Thursday, November 11, 2010

Here Now

Here Now
11.08.10


KHUK KHAK, Thailand – Hey, anybody can make a mistake. That’s what Saddam said. He came back from the dead to testify in defense of Tariq Aziz, his buddy till the end. Turns out, the current ruling clique don’t see him (Aziz) as innocent as the international community does, being the sort of folk who take revenge seriously, leveling upon him a death sentence.

Maybe you don’t care about that, or anybody else. Maybe we’re just merely attempting to advance and preserve our own interests, however twisted, convoluted, or direct our approach may be. What is your prime motivator? Perhaps Aziz, like everybody else, was simply trying to not be hungry. Remember the war?

Which one?


Sat at Don Muang airport in Bangkok, the 3 p.m. departure to Phuket delayed until 20:50, said the status monitor behind the three frustrated girls behind the counter, trying to address the three-deep throng impatiently demanding what was going on. They (‘One-Two-Go’ Airline’) didn’t have a plane for us at the moment, they said.

One-Two-Go. They’ve changed the name to ‘A…uh…something ‘Thai’…and right now, I can’t for the life of me, remember the name of the carrier*, but they’re still the same people who had a crew attempt the short-field runway and run off into the sea, and worse, tried landing in a super bad rainstorm and crashed, with some of the survivors staggering away from the craft on fire, one’s worst nightmare when flying, except maybe having some kind of failure over the ocean.

I try not to think of that shit, but you can’t help it, especially when you know already you’re with some kind of fly-by-night operation who offer really really cheap seats. I’d change the name, too, wouldn’t you, after a couple of spectacular disasters, both of which were human judgment errors? But anybody can make a mistake.

I always ask for an exit row, that way I can be the first guy off the plane. You’re supposed to perform some kind of heroic your-fate-is-in-my-hands scenario by reading the card in advance and acknowledge your understanding of your duties to the flight attendant, and if need be, remove the door, stash it in the row in front or behind, up to you, then exit, and assist other passengers in de-planing.

There’s more legroom on the exit row. Everybody knows that.

Partly to escape that Thai airport cop’s incessant whistle, and trying to burn five more hours at the airport, after already showing up two hours early as they demand, I re-traced my route back through security and across the street to the designated smoking area and sat for a half hour or so with a couple of Thai guys and the Ethiopian women’s 400-meter relay team, pretty much absorbed in awe of the people you see in a city of 12 million people, and what kind of condition my place would be after six months absence.** Only ran across four beggars in three days. Two crippled guys and a couple of old ladies. Out of 12 million people, that’s not many asking you for spare change.

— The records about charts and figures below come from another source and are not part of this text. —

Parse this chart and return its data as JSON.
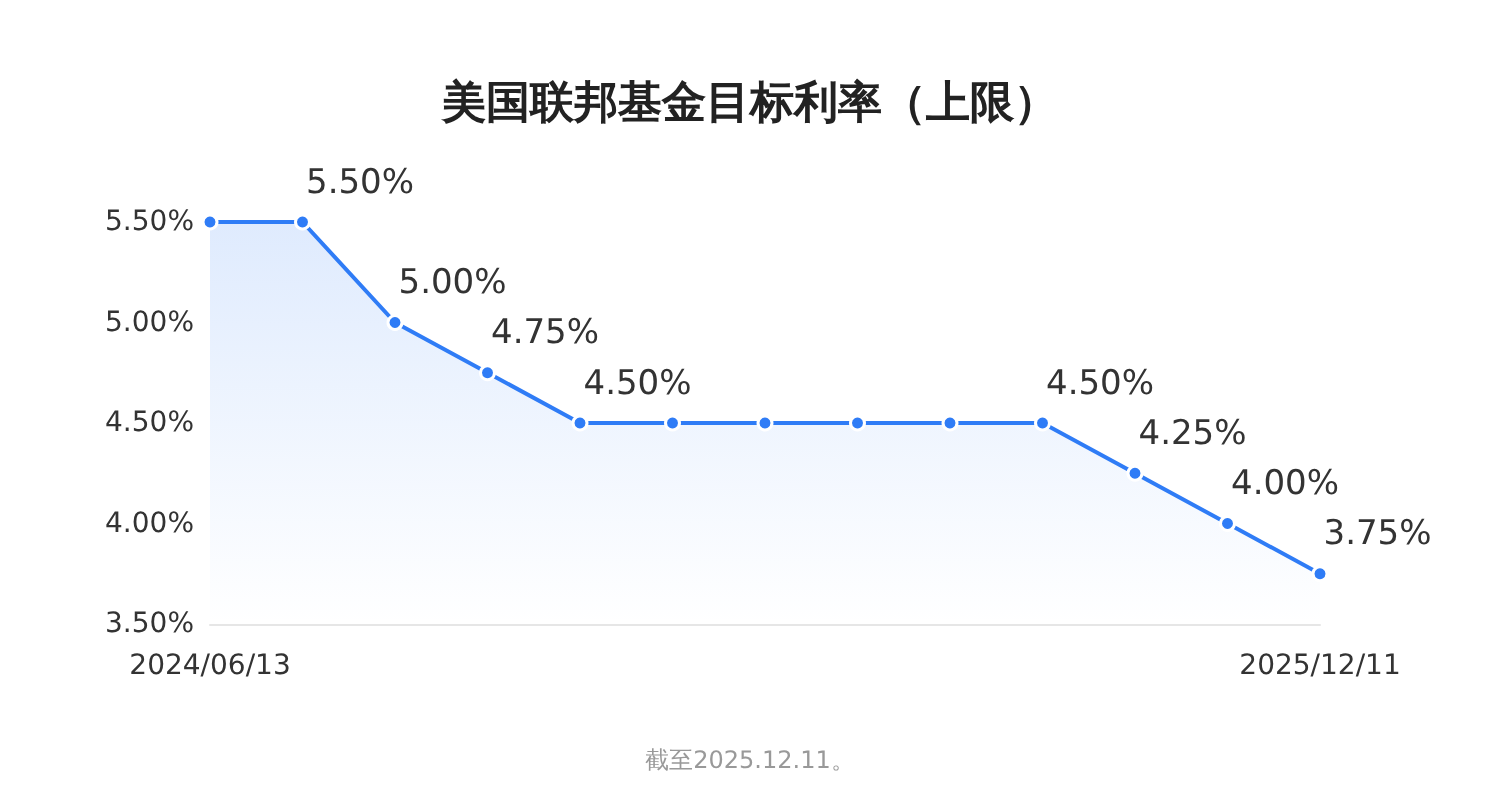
{
  "chart_data": {
    "type": "area",
    "title": "美国联邦基金目标利率（上限）",
    "categories": [
      "2024/06/13",
      null,
      null,
      null,
      null,
      null,
      null,
      null,
      null,
      null,
      null,
      null,
      "2025/12/11"
    ],
    "series": [
      {
        "color": "#2f7cf6",
        "values": [
          5.5,
          5.5,
          5.0,
          4.75,
          4.5,
          4.5,
          4.5,
          4.5,
          4.5,
          4.5,
          4.25,
          4.0,
          3.75
        ],
        "value_labels": [
          null,
          "5.50%",
          "5.00%",
          "4.75%",
          "4.50%",
          null,
          null,
          null,
          null,
          "4.50%",
          "4.25%",
          "4.00%",
          "3.75%"
        ]
      }
    ],
    "ylim": [
      3.5,
      5.5
    ],
    "yticks": [
      {
        "value": 3.5,
        "label": "3.50%"
      },
      {
        "value": 4.0,
        "label": "4.00%"
      },
      {
        "value": 4.5,
        "label": "4.50%"
      },
      {
        "value": 5.0,
        "label": "5.00%"
      },
      {
        "value": 5.5,
        "label": "5.50%"
      }
    ],
    "grid": false,
    "marker": "circle",
    "line_style": "solid",
    "annotations": [
      "截至2025.12.11。"
    ]
  }
}
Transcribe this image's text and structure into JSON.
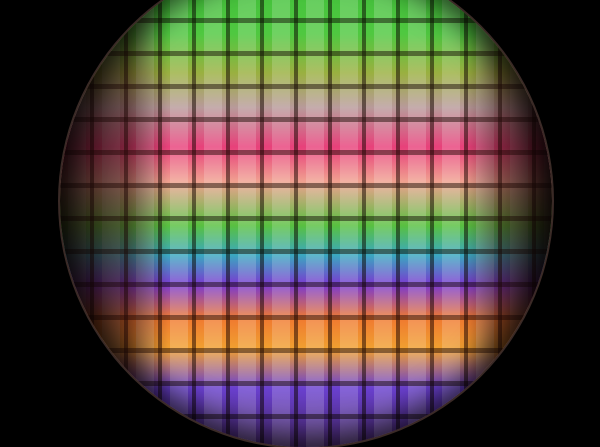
{
  "scene": {
    "subject": "wafer",
    "background_color": "#000000",
    "band_colors": [
      "#3fbf3a",
      "#4fc840",
      "#9ab040",
      "#b89a9a",
      "#e8407a",
      "#f0a090",
      "#58c040",
      "#3aa8c0",
      "#7a3ad0",
      "#f07a30",
      "#f0a030",
      "#6a40d0"
    ]
  }
}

Not much else to say about that, except the dollar has depreciated noticeably against all foreign currencies. Over here, everybody is working.

I say ‘over here’, because some of you thought I was here already, but I wasn’t. I was still home, home on the rez, but now I’m not there, I’m here now. Same as you. We’re always ‘here’, aren’t we? Unless we’re somewhere else.

Did I tell you about ‘It’s Me’, my radio program?

The lady was apparently trying to impress me, when during the course of conversation, I’d mentioned skiing, and she raised her eyebrows, looked away and said she’d skied ‘Mt. St. Something Or Other’, in France. To ‘over’ on her, I said I’d been aboard the International Space Station.

“In France?” she asked.

“In space,” I replied. “You can check it out on my blog.”

Registering absolutely no surprise or other impression, she continued with her story. I expected some sort of reaction, like, “WHAT?”, or “Really?”, or “Oh? As a scientist or teacher or billionaire space tourist?” or “You liar,” but she just continued with her story.



-end




*now, I remember; ‘Orient-Thai’


** apart from the typical scum, mold and gecko shit, the only other remarkable thing was finding the skin of a snake across the shoulders of a hanging shirt. Unsettling to say the least. Yeah, no shit. I was wondering the same thing.

Good thing was, the garden is glorious, the six-year palms over the roof. A particularly extended wet season, they say, here, while Indonesia is getting hammered, first by an earthquake, then a tsunami, and now, a volcano. You want to go?

In response to a break-in three years ago, during which the thieves removed all the copper wiring and fixed themselves some of my noodle soup, I made the place here impenetrable. I’ve got the keys, and I couldn’t even get in. Had to do some climbing and squeezing and falling from about six feet, busting my ass in the process. Then the interior door disintegrated in my hands from a termite infestation.

Turned out, the one key I didn’t try was the one that opened the burglar-proof iron gate, I found out after I had already busted my ass in the fall. What’s a guy supposed to think of himself after some shit like that? Manas told me I was too old to be climbing around.

Well, it feels good to be back, just like it does when I’m there, and not here. It feels good to be anywhere.